Akhirnya, setelah ditunggu sampai jam 1 pagi geng lawan tidak datang, geng Jakaria malah menuju ke tempat geng lawan bermarkas. Waktu itu, Jakaria sebagai pemimpin yang berada di depan berhadapan dengan pemimpin geng lawan.
Senjata Jakaria yang memang lebih panjang dari lawan diarahkan ke lawan setelah lawan menantang, “Siapa yang berani melawan gua?”

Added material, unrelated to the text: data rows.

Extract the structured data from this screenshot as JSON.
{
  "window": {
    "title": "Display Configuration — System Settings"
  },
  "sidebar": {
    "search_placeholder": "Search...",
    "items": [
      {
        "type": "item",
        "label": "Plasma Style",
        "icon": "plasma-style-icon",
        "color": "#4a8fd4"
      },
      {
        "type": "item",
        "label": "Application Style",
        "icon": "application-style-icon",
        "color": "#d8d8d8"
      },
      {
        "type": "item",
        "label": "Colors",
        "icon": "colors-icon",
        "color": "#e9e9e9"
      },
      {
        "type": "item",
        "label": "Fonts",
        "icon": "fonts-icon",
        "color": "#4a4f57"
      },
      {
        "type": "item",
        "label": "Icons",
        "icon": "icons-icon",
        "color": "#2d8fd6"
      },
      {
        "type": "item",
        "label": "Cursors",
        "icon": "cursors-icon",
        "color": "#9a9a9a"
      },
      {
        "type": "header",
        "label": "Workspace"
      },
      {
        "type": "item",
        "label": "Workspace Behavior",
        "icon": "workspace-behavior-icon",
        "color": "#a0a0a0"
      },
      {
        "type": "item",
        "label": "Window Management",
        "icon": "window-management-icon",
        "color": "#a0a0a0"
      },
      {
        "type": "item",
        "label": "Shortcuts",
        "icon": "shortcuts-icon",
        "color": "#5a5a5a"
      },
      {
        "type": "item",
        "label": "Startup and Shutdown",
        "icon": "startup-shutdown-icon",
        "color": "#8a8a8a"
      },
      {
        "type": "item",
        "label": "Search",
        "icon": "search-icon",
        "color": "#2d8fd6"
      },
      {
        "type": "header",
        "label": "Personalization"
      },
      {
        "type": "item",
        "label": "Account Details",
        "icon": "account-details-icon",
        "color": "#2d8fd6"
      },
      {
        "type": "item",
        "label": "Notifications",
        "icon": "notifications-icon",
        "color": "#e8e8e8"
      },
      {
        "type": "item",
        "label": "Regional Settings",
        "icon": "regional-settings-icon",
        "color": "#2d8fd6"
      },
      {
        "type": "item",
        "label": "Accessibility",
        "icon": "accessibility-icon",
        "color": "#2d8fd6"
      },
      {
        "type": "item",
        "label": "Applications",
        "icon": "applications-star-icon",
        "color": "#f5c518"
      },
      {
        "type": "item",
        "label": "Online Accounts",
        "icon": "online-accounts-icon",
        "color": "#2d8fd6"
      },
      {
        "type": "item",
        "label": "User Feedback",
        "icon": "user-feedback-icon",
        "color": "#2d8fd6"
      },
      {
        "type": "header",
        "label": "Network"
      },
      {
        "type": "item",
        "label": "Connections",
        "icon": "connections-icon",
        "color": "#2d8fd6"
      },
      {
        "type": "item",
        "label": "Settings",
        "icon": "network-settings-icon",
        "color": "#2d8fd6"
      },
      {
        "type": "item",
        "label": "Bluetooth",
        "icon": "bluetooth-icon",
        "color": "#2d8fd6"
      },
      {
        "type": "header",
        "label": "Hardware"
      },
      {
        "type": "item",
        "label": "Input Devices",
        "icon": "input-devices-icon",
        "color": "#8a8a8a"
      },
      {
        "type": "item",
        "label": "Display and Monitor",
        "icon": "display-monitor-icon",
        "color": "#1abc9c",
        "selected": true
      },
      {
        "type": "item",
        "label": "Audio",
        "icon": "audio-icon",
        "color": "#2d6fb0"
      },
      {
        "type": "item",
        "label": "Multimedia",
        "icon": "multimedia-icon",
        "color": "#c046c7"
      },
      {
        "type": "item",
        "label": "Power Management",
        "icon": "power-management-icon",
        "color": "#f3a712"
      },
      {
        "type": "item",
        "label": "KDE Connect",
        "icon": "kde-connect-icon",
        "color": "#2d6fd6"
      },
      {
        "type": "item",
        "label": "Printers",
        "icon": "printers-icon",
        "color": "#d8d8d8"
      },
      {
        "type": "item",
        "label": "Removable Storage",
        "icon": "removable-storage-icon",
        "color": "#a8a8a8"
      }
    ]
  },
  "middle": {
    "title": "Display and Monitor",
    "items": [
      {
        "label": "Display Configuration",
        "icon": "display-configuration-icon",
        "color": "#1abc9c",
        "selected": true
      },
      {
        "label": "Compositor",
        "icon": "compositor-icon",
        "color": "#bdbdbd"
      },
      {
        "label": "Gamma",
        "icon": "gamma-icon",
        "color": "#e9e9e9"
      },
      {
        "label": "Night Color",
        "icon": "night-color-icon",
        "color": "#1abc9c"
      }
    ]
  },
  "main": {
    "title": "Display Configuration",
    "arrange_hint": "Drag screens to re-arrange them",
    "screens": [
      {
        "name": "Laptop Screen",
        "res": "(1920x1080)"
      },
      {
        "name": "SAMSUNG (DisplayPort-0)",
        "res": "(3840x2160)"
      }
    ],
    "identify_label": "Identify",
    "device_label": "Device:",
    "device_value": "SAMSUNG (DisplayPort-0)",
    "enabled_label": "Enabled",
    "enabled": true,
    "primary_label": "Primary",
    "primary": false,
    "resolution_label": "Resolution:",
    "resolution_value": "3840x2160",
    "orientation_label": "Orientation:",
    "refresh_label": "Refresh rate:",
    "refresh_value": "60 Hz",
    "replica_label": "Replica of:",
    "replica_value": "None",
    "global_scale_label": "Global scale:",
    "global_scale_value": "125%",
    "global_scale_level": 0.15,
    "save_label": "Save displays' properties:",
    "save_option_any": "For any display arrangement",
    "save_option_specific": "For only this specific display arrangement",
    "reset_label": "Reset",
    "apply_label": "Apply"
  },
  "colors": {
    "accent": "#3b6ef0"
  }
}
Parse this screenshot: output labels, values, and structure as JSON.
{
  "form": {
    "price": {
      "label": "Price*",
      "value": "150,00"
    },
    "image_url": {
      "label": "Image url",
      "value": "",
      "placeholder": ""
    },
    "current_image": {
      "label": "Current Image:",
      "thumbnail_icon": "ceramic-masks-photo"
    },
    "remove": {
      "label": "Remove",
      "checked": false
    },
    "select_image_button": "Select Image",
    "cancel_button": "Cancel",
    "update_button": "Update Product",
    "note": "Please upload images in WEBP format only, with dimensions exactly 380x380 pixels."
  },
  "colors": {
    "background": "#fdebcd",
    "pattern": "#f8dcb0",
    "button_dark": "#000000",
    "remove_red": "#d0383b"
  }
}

“Pokoknya waktu itu kayak film Mandarin. Semua senjata tajam kita gunakan dan perang itu memang muka ketemu muka.” Akibatnya, sebagian besar teman Jakaria mengalami luka parah dan bersimbah darah. Hal ini seperti mencoreng muka Jakaria. Keesokan harinya geng Jakaria sepakat untuk menyerang kembali. Kali ini, banyak anggota lawan yang kena bantai, banyak yang sekarat. Mereka merayakannya dengan minum-minum. Belum lama mereka berpesta pora merayakan kemenangan, tiba-tiba datanglah aparat keamanan.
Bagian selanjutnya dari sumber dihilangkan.